あの笑顔のためならば。鬼としてでも羅刹としてでも、生きることは苦にならないのに。

「食事だ」
入ってきた少年は、幾日か前と同じように遅い昼餉の膳を携えていた。ただし、今日ばかりは前とは違い、二人分を抱えていた。
「あなたも?」
「ああ。今さっき起きた」
無造作に薫の前に膳を置くと、挨拶もなしに少年は箸を取った。気を使っている素振りはなかったが、その仕草は、確かな育ちを薫に感じさせた。
「ずいぶん、お寝坊だね」
くすりと薫が笑いかける。縁は薫を見もせずに食事を続ける。
「仕事が夜だからな」
まるで独り言のように少年は言った。歳のわりに高い背丈にもかかわらず、食はそれほど太くないようだった。
「それに、ここ最近眠れたためしなんてない」
相変わらず無愛想に箸を動かし続ける少年に、薫が尋ねる。
「眠れないの?」
「眠ることはある。だが、頭のどこかがずっと起きている」
理由は分からなくとも、少年の真白い髪を見れば、何かしらの重い記憶を彼が持っていることは明白だった。かける言葉に迷う薫より先に、口を開いたのは縁だった。
「だがそれも、もう終わる」
「……どうして?」
「もうじき俺は、あの男を見つける。アイツを殺せば、また眠れるようになる」
「あの男?」
「人斬り抜刀斎。姉さんの幸せを奪った挙句、殺した男だ。絶対に許さない。必ず、殺す」
その言葉が、少年特有の大袈裟なものではなく、彼の中心に据わる決意なのだと薫は知る。
悲しく、深く、暗い、奈落の決意だ。
「その人は、見つかったの?」
「まだだ。だが、必ず見つける。あの爺さん、そのためにあの男の顔を知っている俺をここへ引き取ったらしい。ようやく合点がいった。あの男の姿を知っているのは、ここでは俺だけだ。誰にも先を越されずに済む」
薄く笑ってすらいた縁の表情に薫が見たのは、おそらくは悲壮なまでの怒りと悲しみだった。縁には、彼の周りのすべてが、仇に刃を向けろと駆り立てているように見えているのだろう。
「その人、わたしが殺す。あなたは、殺してはだめ」
勝手に言葉が転がり出た。
殺す。どうやって。そんなことは知らない。知らなくていい。頭が何も覚えていなくても、この手は確かに血と命の重みを覚えている。そのときが来れば、勝手に身体は動くはずだ。

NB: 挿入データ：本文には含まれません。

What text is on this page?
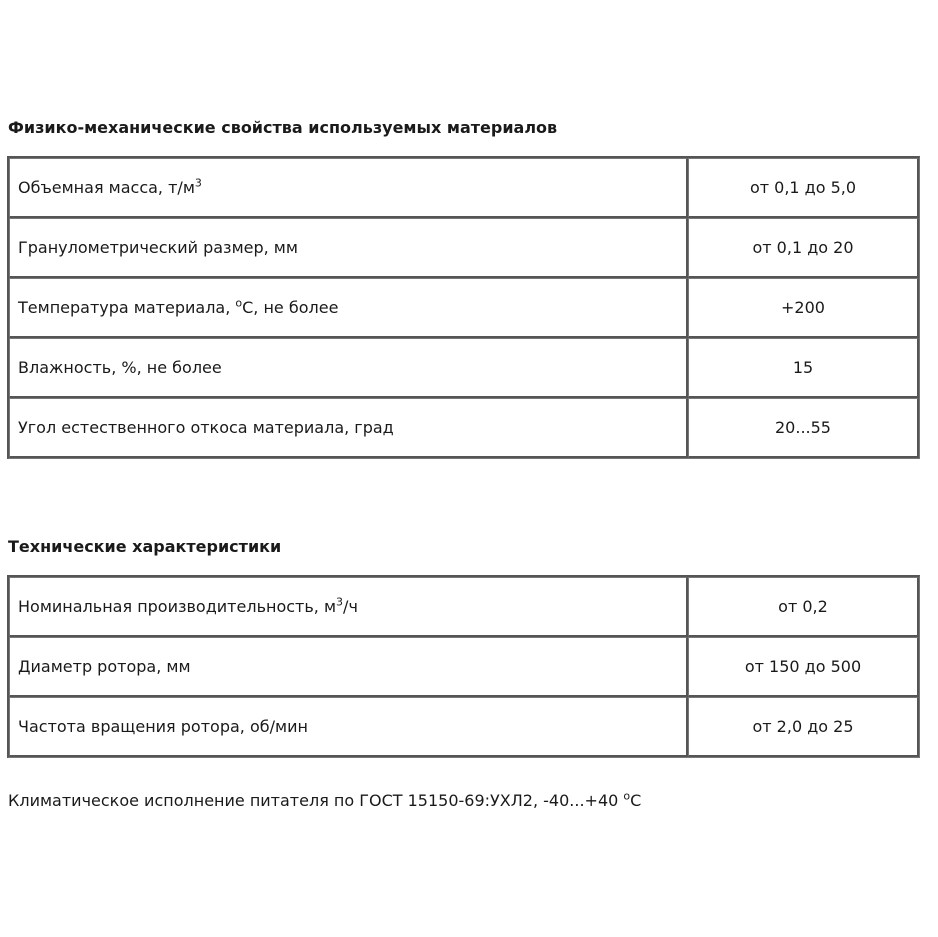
Физико-механические свойства используемых материалов
Объемная масса, $т/м^3$	от 0,1 до 5,0
Гранулометрический размер, мм	от 0,1 до 20
Температура материала, $^о$С, не более	+200
Влажность, %, не более	15
Угол естественного откоса материала, град	20...55
Технические характеристики
Номинальная производительность, $м^3/ч$	от 0,2
Диаметр ротора, мм	от 150 до 500
Частота вращения ротора, об/мин	от 2,0 до 25

Климатическое исполнение питателя по ГОСТ 15150-69:УХЛ2, -40...+40 $^о$С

どうせ、すでに鬼の子として生きている。鬼はひとりで十分だ。背負う命がひとつ増えたところで、もはや重荷ですらない。自分は、すでに羅刹の国に生きる身なのだから。
「お前が?」
何事もなかったように箸を動かす少女を、縁は不思議な生き物のように眺めた。
悲しんでいるように見える。それなのにこの娘は、敢えて自分の代わりに人を殺めようとしている。頼んでもいないのに。そしてなぜか、そんな少女の態度を自分は苦しいと感じている。
深くて、熱くて、苦しい。熾火のようなその痛みの名を、縁はまだ知らなかった。